20 Temmuz 2007

Paylaşmak İstediğim Keşfim
















Evet artık gereksiz keşif yok :) Bu seferki keşfim biraz daha işe yarar:

3-4 ay önce Deviantart'a bir gireyim demiştim. Herkes artistik resimleri, avatarları oradan buluyormuş. Bende merak ettim. (şimdi püü cahil, deviantartı daha önce hiç duymadın mı demeyin. Duydum duymasına da hiç girip bakmak aklıma gelmemişti. Böyle güzel bir yer olduğunu bilseydim daha önce girerdim.) Her neyse gezinip ederken, Aaron Jasinski adında bir adamın etkileyici resimleriyle karşılaştım. Çok değişik bir üslubu var. Van Gogh'un resimlerini anımsatıyor sanki. Belki de bu yüzden çekici gelmiştir, bilmiyorum. Bir de müzisyenmiş üstelik. Bu yüzden resimlerinde enstrümanlar ya da müzik dinleyen insanlar bol. İlgisini çekenler için sitesini ve Deviantart'taki sayfasını verip herkesle paylaşmak istiyorum. İçimden geldi.

http://www.aaronjasinski.com/
http://jasinski.deviantart.com/

19 Temmuz 2007

Gereksiz Keşifler

Ya ben yazarım mazarım demişim de hiç bir şey yazmamışım. Ayıp etmişim. O zaman keşiflerimi yazmanın zamanı gelmiş.

Keşif 1: Bir adet Nugger alıp afiyetle yerken bir yandan da arkadaşımızın göz kalmasın diye uzattığı çilekli yoğurtlu mentosu ağzımıza atıp bir güzel çiğniyoruz. Ve bizi hayretler içinde bırakan Cheetos tadına ulaşıyoruz. Ve bu tadın ardından kendimizle çelişiyor, bir yandan da "Vay be bu ne tutum bir de Cheetos'a para vermedim." demenin mutluluğunu yaşıyoruz.

Keşif 2: Bir adet yeni haşlanmış yumurtayı yiyoruz. Üzerine sıcak çayı yudumluyoruz. Vee ta ta ta taaaam akide şekerinin (mevlana şekeri) tadını çıkarıyoruz.

Keşif 3: Ve şimdi de okul gezisinde her zaman olduğu gibi yarı kanlı tavuk kanadını yiyoruz. Üzerine taze jajajalatalık(salatalık) ısırıp, yutuyoruz. Ve üstüne de buz gibi kola içtik mi iğrenç bir nane tadıyla karşılaşıyoruz. (Not:Belki tavuklar iyi pişmiş olsaydı güzel bir nane tadı alabilirdik ama tüm suç, hep aç olan öğrencilerde ve uğraşamayan öğretmenlerde diyor, afiyet diliyoruz.)
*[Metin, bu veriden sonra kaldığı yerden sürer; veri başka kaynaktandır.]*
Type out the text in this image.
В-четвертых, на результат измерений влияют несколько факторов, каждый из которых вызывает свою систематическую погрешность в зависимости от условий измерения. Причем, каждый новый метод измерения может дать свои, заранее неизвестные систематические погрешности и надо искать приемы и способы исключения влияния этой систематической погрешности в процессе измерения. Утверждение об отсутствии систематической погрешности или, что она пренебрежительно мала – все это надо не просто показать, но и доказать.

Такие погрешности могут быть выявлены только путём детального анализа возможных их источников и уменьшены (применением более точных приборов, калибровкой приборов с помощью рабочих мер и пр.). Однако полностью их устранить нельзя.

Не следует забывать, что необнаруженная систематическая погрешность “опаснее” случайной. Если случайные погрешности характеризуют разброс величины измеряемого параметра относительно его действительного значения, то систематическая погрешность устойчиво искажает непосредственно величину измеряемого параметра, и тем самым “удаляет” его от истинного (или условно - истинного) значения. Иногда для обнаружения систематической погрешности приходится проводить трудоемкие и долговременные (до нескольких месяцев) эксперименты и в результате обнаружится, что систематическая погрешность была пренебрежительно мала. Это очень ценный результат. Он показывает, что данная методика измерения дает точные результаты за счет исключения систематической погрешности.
Ve en sonunda bir akşam ailemizle otururken bu keşifleri anlatıyoruz ki bizimle gurur duysunlar diye. Ardından babanız ve abiniz su istiyor. Bir yudum içtikten sonra "Hımmm, aynı su tadı... Puhahaha.... Yok yok kola tadı kola... Zuhahaa... " gibilerinden dünyanızı başınıza yıkan cümlelerle karşılaşıyorsunuz. Ama yılmıyoruz. Galileo Galilei'ye de inanmamışlardı belkide onunla da dalga geçmişlerdi ama Galileo yıllar sonra da olsa haklı çıkmıştı. Ve bizde onun gibi haklı çıkıp "Nıhahaa... Puhahaa... Muhahaa " gibilerinden bir çift gülüş atıp son gülen iyi güler edasıyla gidip keşiflerimize devam ediyoruz.

NOT: Bu yazıyı neden bir topluluk yazmış gibi olmuş anlamadım. Ama çok da uzun olmuş. Düzeltemiycem. Üşendim.